For years he envied the sophisticated motion graphics systems capable of capturing an athlete’s true movements and translating them into data – the so-called “ping-pong ball combinations” made famous by early sessions. motion capture for the video “Tony Hawk Pro Skater” Game. Remarkable technical development for the time, they were much too bulky and expensive to be used in the natural environment of Vuignier: the snow.
A few years ago, thanks to motion sensors developed for mobile phones, motion capture technology took a big leap. The “ping-pong balls” of the old suits were needed so that special cameras could follow and capture the movements of the athlete. Today, these suits have built-in sensors, which capture similar data without the need for a camera.
When Vuignier discovered these new suits, he partnered with a special effects house in Geneva that owned one. He spent a day riding around a terrain park while wearing the suit, with a small film crew in tow. Sensors are phenomenal at capturing and rendering the movements of the wearer, but they cannot move those movements through space.
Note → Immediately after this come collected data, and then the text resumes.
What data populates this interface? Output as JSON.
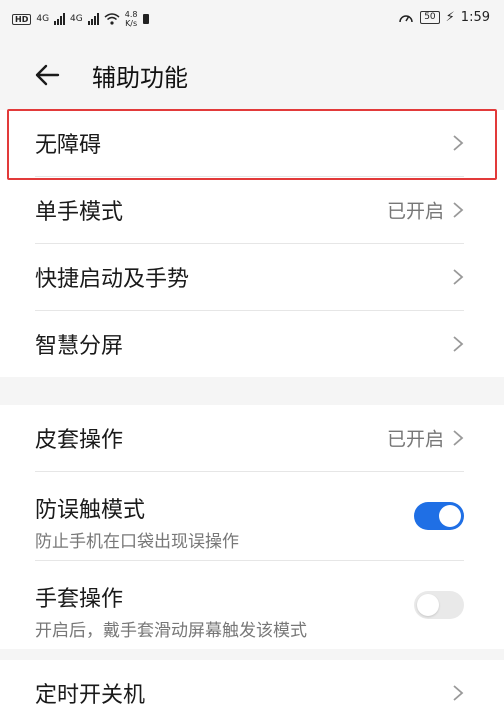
{
  "status_bar": {
    "left_badge": "HD",
    "signal1": "4G",
    "signal2": "4G",
    "net_speed_value": "4.8",
    "net_speed_unit": "K/s",
    "battery": "50",
    "time": "1:59"
  },
  "header": {
    "title": "辅助功能"
  },
  "groups": [
    {
      "rows": [
        {
          "label": "无障碍"
        },
        {
          "label": "单手模式",
          "value": "已开启"
        },
        {
          "label": "快捷启动及手势"
        },
        {
          "label": "智慧分屏"
        }
      ]
    },
    {
      "rows": [
        {
          "label": "皮套操作",
          "value": "已开启"
        },
        {
          "label": "防误触模式",
          "sub": "防止手机在口袋出现误操作",
          "toggle": "on"
        },
        {
          "label": "手套操作",
          "sub": "开启后，戴手套滑动屏幕触发该模式",
          "toggle": "off"
        }
      ]
    },
    {
      "rows": [
        {
          "label": "定时开关机"
        }
      ]
    }
  ],
  "colors": {
    "accent": "#1f6fe5",
    "highlight": "#e23a3a",
    "background": "#f5f5f5"
  }
}
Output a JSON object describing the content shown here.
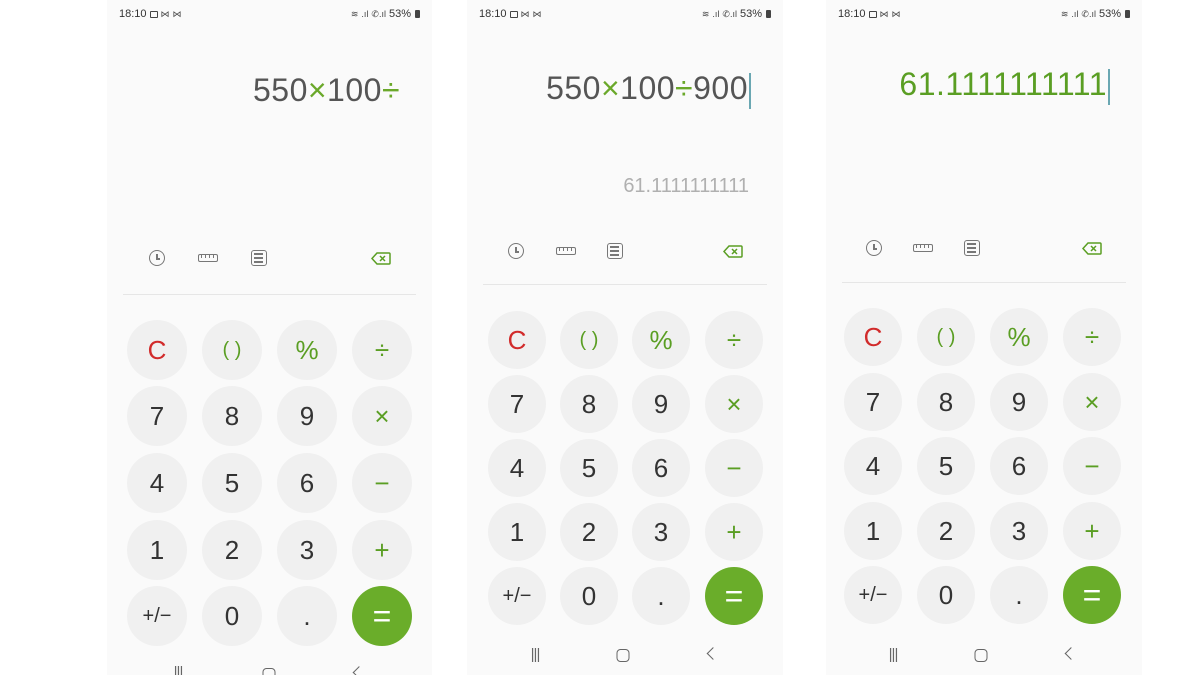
{
  "screens": [
    {
      "status": {
        "time": "18:10",
        "battery": "53%"
      },
      "display": {
        "parts": [
          "550",
          "×",
          "100",
          "÷"
        ],
        "preview": ""
      },
      "keys": {
        "row1": [
          "C",
          "( )",
          "%",
          "÷"
        ],
        "row2": [
          "7",
          "8",
          "9",
          "×"
        ],
        "row3": [
          "4",
          "5",
          "6",
          "−"
        ],
        "row4": [
          "1",
          "2",
          "3",
          "+"
        ],
        "row5": [
          "+/−",
          "0",
          ".",
          "="
        ]
      }
    },
    {
      "status": {
        "time": "18:10",
        "battery": "53%"
      },
      "display": {
        "parts": [
          "550",
          "×",
          "100",
          "÷",
          "900"
        ],
        "preview": "61.1111111111"
      },
      "keys": {
        "row1": [
          "C",
          "( )",
          "%",
          "÷"
        ],
        "row2": [
          "7",
          "8",
          "9",
          "×"
        ],
        "row3": [
          "4",
          "5",
          "6",
          "−"
        ],
        "row4": [
          "1",
          "2",
          "3",
          "+"
        ],
        "row5": [
          "+/−",
          "0",
          ".",
          "="
        ]
      }
    },
    {
      "status": {
        "time": "18:10",
        "battery": "53%"
      },
      "display": {
        "result": "61.1111111111"
      },
      "keys": {
        "row1": [
          "C",
          "( )",
          "%",
          "÷"
        ],
        "row2": [
          "7",
          "8",
          "9",
          "×"
        ],
        "row3": [
          "4",
          "5",
          "6",
          "−"
        ],
        "row4": [
          "1",
          "2",
          "3",
          "+"
        ],
        "row5": [
          "+/−",
          "0",
          ".",
          "="
        ]
      }
    }
  ],
  "colors": {
    "accent": "#6aad2a",
    "clear": "#d12b2b",
    "key_bg": "#f0f0f0",
    "screen_bg": "#fafafa"
  },
  "icons": [
    "history-icon",
    "unit-converter-icon",
    "scientific-mode-icon",
    "backspace-icon",
    "wifi-icon",
    "signal-icon",
    "battery-icon"
  ]
}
For this, Vuignier needed digital cameras and a drone to capture its surroundings to create a 3D scan of the park.
The resulting data is so powerful that Vuignier can digitally recreate himself doing any trick he can imagine. And because his team has faithfully captured the jumps he landed – and because Vuignier’s motion graphics skills are so strong – he can put his digital self into actual video of an actual terrain park to make them. .
That’s not even the coolest part. Do you remember the Radiohead video?
Vuignier intends to make its entire session data file freely available to anyone who wants it on its new site, Digital Stunts. His end goal… well, he has a lot of end goals, because the possibilities are literally endless. But the file he created could be turned into original art projects by animators and graphic designers, like this one, produced by Michael Marczewski:
Michael Marczewski – 01 from Digital Stunts on Vimeo.
And that’s just a test of what’s possible with the data Vuignier collects. Several artists could collaborate on different segments for an epic “movie” by Nico Vuignier. Vuignier himself could produce an entire season of social media montages of himself skiing for his sponsors without ever setting foot in the mountains.
However, there is a reason why you cannot yet upload the file to Digital Stunts.
Vuignier wants to make it available under a Creative Commons license, which means anyone can use it for artistic but not commercial purposes. And, according to the attorney he spoke with, it’s unclear whether minting an NFT qualifies as commercial use. If it’s not, and anyone can monetize Vuignier’s creation without their knowledge – like the camera company did with its creations – that’s bad. But NFTs can be created with “smart contracts” that dictate nuanced terms of service, and that’s fine. Understanding all of this, however, is one more skill Vuignier must learn.
“I’m slowing down a bit [Digital Stunts] a bit so that I can understand that,” he says. “It’s a way to create open source content, but now people can do my work for me. And we’re in a time where brands want you to release something every week and you have to do something crazier each time. At the end of the day, will brands be able to settle for paying talent to save their data and use it for years without sponsoring anyone? This is opening Pandora’s box.
When Vuignier started posting his digital creations on Instagram, he was uncomfortable calling himself an artist. “I never considered it art. It seems pretentious to me. It was just internet stuff and GIFs and that kind of stuff,” he says.
But Digital Stunts has not only evolved its understanding of NFTs and blockchain technology; it evolved his understanding of his own work – and even of himself.
“I am an avid skier; so far what I was doing was just good skiing that looked good,” he says. “Art is about asking questions and making people think about something. This project is a bit more artistic. That’s why I’m more comfortable with the term.